E assim, transitamos ao longo do século XX com infindáveis discursos de notáveis personalidades políticas, alguns de origem aristocrática, outros de origem oligárquica, bem como da nascente burguesia nacional, sobre a importância da educação pública, gratuita e universal para o desenvolvimento nacional.  Ressalte-se também que transitamos ao longo do século XX com inúmeros golpes de estado. Inúmeras foram as reformas educacionais do inicio do período republicano aos nossos dias.

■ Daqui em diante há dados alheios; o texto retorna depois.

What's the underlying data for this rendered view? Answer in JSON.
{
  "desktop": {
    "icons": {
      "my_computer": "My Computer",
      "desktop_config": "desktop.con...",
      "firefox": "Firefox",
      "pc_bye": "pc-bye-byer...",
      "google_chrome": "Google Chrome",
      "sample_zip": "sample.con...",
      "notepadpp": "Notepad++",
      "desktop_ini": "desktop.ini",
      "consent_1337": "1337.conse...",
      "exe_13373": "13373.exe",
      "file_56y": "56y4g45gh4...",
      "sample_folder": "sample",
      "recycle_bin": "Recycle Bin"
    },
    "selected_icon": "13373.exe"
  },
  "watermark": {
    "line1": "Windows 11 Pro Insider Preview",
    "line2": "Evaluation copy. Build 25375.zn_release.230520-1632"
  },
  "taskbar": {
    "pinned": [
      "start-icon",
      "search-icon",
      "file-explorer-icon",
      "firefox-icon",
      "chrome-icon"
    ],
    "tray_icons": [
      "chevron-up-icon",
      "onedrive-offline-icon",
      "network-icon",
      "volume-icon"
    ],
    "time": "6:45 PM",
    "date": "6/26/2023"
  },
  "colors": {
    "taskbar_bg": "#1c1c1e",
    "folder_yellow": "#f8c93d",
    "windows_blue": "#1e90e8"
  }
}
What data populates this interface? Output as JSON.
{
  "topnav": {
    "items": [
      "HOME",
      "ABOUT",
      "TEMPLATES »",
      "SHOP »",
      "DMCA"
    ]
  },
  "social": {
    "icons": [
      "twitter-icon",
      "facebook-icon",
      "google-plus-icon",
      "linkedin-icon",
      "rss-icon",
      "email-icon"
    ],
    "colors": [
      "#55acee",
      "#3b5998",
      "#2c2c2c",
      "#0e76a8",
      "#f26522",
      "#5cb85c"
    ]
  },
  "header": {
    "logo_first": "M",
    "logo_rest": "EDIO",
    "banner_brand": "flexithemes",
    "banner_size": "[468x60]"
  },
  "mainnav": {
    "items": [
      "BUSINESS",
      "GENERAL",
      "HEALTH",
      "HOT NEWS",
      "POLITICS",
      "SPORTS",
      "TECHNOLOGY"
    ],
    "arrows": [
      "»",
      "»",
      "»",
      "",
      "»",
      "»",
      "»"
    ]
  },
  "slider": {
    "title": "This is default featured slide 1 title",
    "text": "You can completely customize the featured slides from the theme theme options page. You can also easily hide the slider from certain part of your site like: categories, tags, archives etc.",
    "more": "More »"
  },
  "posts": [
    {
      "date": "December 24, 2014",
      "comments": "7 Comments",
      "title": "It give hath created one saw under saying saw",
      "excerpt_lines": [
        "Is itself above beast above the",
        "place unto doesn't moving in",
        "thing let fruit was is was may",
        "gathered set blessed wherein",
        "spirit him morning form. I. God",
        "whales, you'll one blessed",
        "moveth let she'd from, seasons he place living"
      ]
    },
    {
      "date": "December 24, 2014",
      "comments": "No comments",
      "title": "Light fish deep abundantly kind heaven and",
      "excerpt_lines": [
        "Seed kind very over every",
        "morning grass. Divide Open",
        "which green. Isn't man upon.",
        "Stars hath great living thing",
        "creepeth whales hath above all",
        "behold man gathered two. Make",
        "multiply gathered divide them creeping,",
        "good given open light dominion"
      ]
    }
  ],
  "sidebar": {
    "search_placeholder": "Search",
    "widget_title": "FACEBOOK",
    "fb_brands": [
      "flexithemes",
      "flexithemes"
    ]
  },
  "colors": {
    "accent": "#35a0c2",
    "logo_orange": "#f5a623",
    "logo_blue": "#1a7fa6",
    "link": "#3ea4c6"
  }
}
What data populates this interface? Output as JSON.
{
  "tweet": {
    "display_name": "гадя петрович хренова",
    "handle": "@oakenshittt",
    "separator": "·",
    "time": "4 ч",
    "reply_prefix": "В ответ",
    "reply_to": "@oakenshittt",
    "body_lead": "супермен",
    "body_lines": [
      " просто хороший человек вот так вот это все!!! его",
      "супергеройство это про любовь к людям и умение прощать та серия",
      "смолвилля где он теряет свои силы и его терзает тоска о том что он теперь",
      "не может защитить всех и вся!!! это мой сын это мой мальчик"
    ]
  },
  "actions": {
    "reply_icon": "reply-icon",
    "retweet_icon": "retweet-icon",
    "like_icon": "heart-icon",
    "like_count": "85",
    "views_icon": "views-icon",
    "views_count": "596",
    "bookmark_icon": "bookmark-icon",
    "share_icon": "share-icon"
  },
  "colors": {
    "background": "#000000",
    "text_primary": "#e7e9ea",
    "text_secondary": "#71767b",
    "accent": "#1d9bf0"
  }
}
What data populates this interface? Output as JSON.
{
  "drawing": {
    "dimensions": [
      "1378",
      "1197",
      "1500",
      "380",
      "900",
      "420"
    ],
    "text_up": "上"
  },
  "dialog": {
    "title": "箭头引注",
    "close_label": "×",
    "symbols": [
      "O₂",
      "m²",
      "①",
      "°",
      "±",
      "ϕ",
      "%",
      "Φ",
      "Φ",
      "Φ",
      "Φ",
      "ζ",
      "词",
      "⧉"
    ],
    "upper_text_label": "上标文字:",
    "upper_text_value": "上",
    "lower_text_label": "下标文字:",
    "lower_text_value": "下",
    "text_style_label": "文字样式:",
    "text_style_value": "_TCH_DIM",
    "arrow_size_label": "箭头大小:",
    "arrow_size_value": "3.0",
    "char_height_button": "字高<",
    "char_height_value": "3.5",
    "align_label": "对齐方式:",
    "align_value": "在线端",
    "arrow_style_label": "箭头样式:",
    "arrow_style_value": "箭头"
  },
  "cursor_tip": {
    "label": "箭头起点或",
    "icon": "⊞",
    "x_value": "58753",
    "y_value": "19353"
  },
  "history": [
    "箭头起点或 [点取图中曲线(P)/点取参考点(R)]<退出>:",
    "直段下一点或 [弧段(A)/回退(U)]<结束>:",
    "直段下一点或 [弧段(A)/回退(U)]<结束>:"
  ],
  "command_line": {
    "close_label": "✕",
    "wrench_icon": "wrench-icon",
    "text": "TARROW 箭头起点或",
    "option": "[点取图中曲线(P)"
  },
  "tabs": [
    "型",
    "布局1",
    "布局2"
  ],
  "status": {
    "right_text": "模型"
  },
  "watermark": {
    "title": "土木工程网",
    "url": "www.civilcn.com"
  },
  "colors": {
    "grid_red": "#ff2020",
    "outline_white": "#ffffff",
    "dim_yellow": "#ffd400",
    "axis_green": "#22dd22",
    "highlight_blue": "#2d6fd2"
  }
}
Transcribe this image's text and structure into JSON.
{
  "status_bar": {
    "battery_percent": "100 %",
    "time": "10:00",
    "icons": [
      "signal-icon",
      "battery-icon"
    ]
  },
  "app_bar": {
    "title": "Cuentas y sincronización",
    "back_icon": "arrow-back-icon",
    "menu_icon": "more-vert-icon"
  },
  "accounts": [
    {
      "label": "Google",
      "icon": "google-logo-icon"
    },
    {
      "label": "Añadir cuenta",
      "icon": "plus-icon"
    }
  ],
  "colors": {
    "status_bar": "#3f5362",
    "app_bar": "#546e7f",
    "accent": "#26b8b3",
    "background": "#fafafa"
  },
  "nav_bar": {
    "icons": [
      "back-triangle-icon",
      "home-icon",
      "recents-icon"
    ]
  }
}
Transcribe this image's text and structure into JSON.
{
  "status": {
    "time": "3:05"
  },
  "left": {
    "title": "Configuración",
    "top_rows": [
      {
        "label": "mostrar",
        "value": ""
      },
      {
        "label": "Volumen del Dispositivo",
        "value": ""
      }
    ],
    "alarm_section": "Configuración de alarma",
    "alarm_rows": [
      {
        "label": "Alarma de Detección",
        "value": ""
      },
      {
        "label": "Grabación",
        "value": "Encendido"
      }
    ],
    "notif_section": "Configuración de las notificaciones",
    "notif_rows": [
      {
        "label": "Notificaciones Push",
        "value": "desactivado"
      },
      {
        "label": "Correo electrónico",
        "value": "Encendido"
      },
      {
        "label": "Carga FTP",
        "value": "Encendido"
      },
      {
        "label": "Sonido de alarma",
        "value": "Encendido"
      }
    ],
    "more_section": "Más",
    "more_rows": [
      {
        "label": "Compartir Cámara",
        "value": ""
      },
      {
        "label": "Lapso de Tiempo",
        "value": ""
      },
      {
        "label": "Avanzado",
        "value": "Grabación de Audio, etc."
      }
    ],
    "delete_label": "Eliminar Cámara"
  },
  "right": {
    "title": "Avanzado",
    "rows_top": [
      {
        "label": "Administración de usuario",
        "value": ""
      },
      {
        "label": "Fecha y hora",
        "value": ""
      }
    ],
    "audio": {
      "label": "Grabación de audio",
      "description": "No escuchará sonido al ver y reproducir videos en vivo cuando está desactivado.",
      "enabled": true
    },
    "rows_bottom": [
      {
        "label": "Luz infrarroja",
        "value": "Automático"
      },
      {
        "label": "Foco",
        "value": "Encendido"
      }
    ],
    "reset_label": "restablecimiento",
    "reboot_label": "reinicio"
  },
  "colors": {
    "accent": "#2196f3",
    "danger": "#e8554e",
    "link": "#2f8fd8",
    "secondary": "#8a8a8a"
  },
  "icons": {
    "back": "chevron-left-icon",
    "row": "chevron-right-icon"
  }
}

Não nos faltam análises extensivas de cada uma destas reformas que se sucederam ao longo do século XX, aos nossos dias.  Cientes das inúmeras variáveis políticas e sociais implicadas constata-se na sobreposição destas reformas a ausência de consenso por partes das elites brasileiras herdeiras do patrimonialismo e do clientelismo lusitano em torno das necessidades educacionais para a constituição de um projeto nacional de educação consistente.

Nesta direção, ressalte-se ainda que ao longo do século XX o flagelo do analfabetismo da população brasileira será uma constante nos debates nacionais. Entre fins do século XIX e primeiras décadas do século XX, o analfabetismo era condição de cerceamento do exercício do voto.  Extensos programas de alfabetização em massa foram implementados ao longo do século pelo Estado brasileiro, entre eles o MOBRAL (Movimento Brasileiro de Alfabetização) implementado pela ditadura militar em 1968. Inúmeros educadores desenvolveram métodos e práticas bem sucedidas e internacionalmente reconhecidas de alfabetização de adultos, entre eles Paulo Freire (1921 a 1997) com a Pedagogia do Oprimido, o que lhe custou o exílio.  Ainda nos dias de hoje, o referido autor é execrado por segmentos da sociedade brasileira e, pela incompreensão de intelectuais e suas singulares motivações.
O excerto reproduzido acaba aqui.